(Bloomberg) — Oil fell further in New York after the deepest drop since July as concerns mount over OPEC supply and fuel demand.
Iraq, a regular laggard in the output curb deal between OPEC and its allies, may seek a two-month extension to implement its compensatory cuts, indicating it won’t be able to reduce production as quickly as previously promised. That comes as other members of the club, including Saudi Arabia and Russia, are bringing some supply back in line with their agreement.
In Europe, profit from making diesel on Thursday plunged to the lowest since at least 2011, signaling that demand is still weak. The global Brent benchmark was also under technical pressure as it broke below its 50-day moving average for the first time since May.
Futures have been whipsawed by the dollar this week, with a rising U.S. currency contributing to U.S. oil’s 2.9% fall on Wednesday. After gaining to near $43 a barrel, crude has faltered as the coronavirus continues to rage in many parts of the world and the demand outlook remains uncertain. Purchases by China, the world’s largest importer, are likely to slow as smaller refineries top out their shipment quotas.

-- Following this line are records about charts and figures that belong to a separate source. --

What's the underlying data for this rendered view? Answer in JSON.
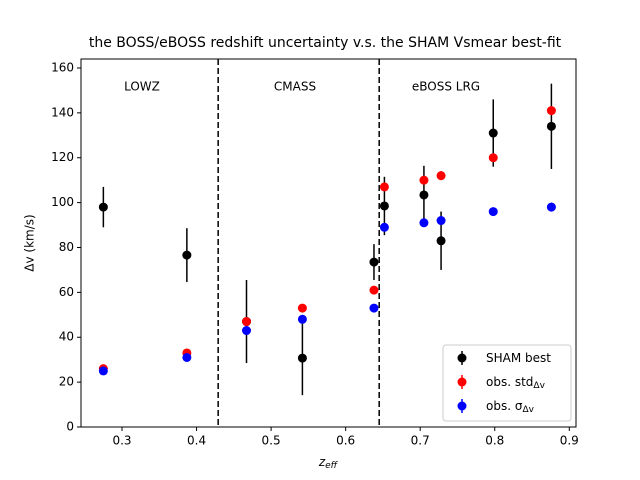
{
  "chart_data": {
    "type": "errorbar",
    "title": "the BOSS/eBOSS redshift uncertainty v.s. the SHAM Vsmear best-fit",
    "x_label": "z",
    "x_label_sub": "eff",
    "y_label": "Δv (km/s)",
    "xlim": [
      0.245,
      0.909
    ],
    "ylim": [
      0,
      164
    ],
    "xticks": [
      0.3,
      0.4,
      0.5,
      0.6,
      0.7,
      0.8,
      0.9
    ],
    "yticks": [
      0,
      20,
      40,
      60,
      80,
      100,
      120,
      140,
      160
    ],
    "vlines": [
      0.429,
      0.645
    ],
    "annotations": [
      "LOWZ",
      "CMASS",
      "eBOSS LRG"
    ],
    "legend": "lower right",
    "series": [
      {
        "name": "SHAM best",
        "name_sub": "",
        "color": "#000000",
        "x": [
          0.275,
          0.387,
          0.467,
          0.542,
          0.638,
          0.652,
          0.705,
          0.728,
          0.798,
          0.876
        ],
        "values": [
          98,
          76.6,
          47,
          30.7,
          73.5,
          98.5,
          103.4,
          83,
          131,
          134
        ],
        "errors": [
          9,
          12,
          18.5,
          16.5,
          8,
          13,
          13,
          13,
          15,
          19
        ]
      },
      {
        "name": "obs. std",
        "name_sub": "Δv",
        "color": "#ff0000",
        "x": [
          0.275,
          0.387,
          0.467,
          0.542,
          0.638,
          0.652,
          0.705,
          0.728,
          0.798,
          0.876
        ],
        "values": [
          26,
          33,
          47,
          53,
          61,
          107,
          110,
          112,
          120,
          141
        ],
        "errors": [
          1,
          1,
          1,
          1,
          1,
          1.5,
          1.5,
          2,
          1.5,
          2
        ]
      },
      {
        "name": "obs. σ",
        "name_sub": "Δv",
        "color": "#0000ff",
        "x": [
          0.275,
          0.387,
          0.467,
          0.542,
          0.638,
          0.652,
          0.705,
          0.728,
          0.798,
          0.876
        ],
        "values": [
          25,
          31,
          43,
          48,
          53,
          89,
          91,
          92,
          96,
          98
        ],
        "errors": [
          1,
          1,
          1,
          1,
          1,
          1,
          1,
          1,
          1,
          2
        ]
      }
    ]
  }
}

“Oil has reversed the trend from August,” said Jens Pedersen, senior analyst at Danske Bank A/S. “It seems mostly related to the swift rebound in the dollar over the past days.”
The market’s structure has also weakened in recent days. WTI’s near-term contracts are at their biggest discount to later ones since June, a structure known as contango that indicates growing concerns about oversupply.
Some parts of the physical market are also showing signs of renewed frailty. In the North Sea, where supplies help to price more than two-thirds of the world’s crude, traders offered five cargoes on Wednesday, following seven on Tuesday. No buyers emerged for any of those, suggesting potentially sluggish demand in the region.